Essere obesi comporta una serie di conseguenze che possono diventare con il tempo gravi per l’organismo. Mantenersi snelli e in forma a qualsiasi età non è solo un’esigenza di tipo estetico, serve soprattutto ad evitare l’insorgenza di malattie anche croniche correlate all’aumento di peso e al consumo non equilibrato di cibo. L’obesità è un problema che interessa l’11% della popolazione italiana: oltre quattro italiani su dieci si trova a dover affrontare un problema più o meno rilevante di peso. In caso di obesità è fondamentale il supporto (anche psicologico) di un nutrizionista per iniziare una terapia che sia soprattutto di tipo comportamentale.

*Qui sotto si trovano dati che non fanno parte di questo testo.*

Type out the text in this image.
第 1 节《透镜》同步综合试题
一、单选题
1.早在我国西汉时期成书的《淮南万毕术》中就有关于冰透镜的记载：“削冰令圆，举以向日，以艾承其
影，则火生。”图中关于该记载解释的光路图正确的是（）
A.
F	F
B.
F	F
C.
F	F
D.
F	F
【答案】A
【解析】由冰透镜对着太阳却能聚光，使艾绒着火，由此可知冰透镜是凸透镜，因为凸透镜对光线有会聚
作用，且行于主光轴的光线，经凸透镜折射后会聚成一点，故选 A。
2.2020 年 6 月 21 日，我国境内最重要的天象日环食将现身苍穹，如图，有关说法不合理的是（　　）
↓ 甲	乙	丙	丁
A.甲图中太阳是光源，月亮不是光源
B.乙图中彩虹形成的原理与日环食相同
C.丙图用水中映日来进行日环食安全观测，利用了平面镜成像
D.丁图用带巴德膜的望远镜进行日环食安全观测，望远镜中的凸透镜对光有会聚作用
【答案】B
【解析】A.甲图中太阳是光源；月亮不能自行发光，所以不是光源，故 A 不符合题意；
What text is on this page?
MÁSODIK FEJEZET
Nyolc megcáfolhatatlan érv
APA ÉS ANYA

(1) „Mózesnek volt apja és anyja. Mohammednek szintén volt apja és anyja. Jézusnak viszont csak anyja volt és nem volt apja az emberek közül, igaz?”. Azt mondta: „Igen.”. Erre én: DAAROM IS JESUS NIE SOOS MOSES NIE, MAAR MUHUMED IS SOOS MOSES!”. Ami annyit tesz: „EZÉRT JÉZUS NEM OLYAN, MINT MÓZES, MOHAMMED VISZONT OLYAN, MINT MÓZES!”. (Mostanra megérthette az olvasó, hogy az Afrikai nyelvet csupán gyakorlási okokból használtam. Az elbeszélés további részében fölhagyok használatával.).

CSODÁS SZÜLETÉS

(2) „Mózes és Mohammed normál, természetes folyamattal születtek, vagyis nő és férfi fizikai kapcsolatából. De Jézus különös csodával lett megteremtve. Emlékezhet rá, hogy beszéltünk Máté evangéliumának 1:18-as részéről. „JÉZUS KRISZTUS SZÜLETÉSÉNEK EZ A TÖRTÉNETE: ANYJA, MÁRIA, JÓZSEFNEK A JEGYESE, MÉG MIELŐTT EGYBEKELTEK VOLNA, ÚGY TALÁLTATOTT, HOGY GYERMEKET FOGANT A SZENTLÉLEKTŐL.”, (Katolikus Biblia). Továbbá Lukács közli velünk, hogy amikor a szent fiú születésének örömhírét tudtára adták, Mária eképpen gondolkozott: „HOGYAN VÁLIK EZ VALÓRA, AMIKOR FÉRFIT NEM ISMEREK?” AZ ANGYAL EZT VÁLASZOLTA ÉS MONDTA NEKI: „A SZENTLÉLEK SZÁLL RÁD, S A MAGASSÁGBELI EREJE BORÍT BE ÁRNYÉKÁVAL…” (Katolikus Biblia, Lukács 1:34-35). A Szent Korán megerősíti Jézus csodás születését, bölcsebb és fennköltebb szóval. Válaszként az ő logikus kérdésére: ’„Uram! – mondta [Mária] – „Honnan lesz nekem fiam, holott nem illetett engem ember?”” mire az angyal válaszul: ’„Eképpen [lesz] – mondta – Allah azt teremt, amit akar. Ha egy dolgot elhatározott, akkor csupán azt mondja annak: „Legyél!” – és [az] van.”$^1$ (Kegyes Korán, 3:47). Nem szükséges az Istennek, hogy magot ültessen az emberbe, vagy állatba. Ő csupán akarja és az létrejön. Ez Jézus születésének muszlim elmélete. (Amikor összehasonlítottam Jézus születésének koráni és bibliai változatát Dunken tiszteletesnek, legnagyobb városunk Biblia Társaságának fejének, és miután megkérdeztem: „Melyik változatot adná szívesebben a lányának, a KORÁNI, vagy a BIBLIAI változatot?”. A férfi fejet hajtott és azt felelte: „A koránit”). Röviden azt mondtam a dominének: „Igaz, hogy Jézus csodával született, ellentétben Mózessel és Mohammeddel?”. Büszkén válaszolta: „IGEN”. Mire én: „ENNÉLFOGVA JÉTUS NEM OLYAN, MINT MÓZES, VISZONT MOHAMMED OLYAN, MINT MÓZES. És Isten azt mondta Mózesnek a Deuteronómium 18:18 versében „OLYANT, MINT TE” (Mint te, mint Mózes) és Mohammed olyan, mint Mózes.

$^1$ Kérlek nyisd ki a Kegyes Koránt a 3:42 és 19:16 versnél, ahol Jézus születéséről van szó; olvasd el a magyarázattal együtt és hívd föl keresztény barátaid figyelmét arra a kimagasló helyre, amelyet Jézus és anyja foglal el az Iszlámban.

La regola fondamentale da seguire consiste nel consumare una minore quantità di cibi badando che si tratti si alimenti sani, e di introdurre durante la giornata almeno un’ora da dedicare all’attività fisica. Per curare l’obesità (e soprattutto evitare pericolose ricadute dopo aver seguito una dieta) è opportuno essere seguiti da un esperto di nutrizione che sappia consigliare come modificare il rapporto con il cibo. L’obesità può essere cause di patologie piuttosto gravi e anche la Fondazione Veronesi è scesa in campo con un decalogo per contrastare questo problema, che ormai riguarda non solo gli adulti, ma anche i bambini.

Si tratta, insomma, di una vera e propria emergenza sanitaria. L’obesità va curata introducendo cambiamenti radicali all’interno dello stile di vita in generale: fare porzioni piccole di cibo e mangiare un po’ alla volta; masticare a lungo i cibi, evitando di trangugiare velocemente senza soffermarsi sui sapori e gli odori; evitare di acquistare cibi precotti o già confezionati; non saltare i pasti e gli spuntini previsti a metà giornata; introdurre almeno mezz’ora di passeggiata veloce giornaliera (meglio se all’aperto).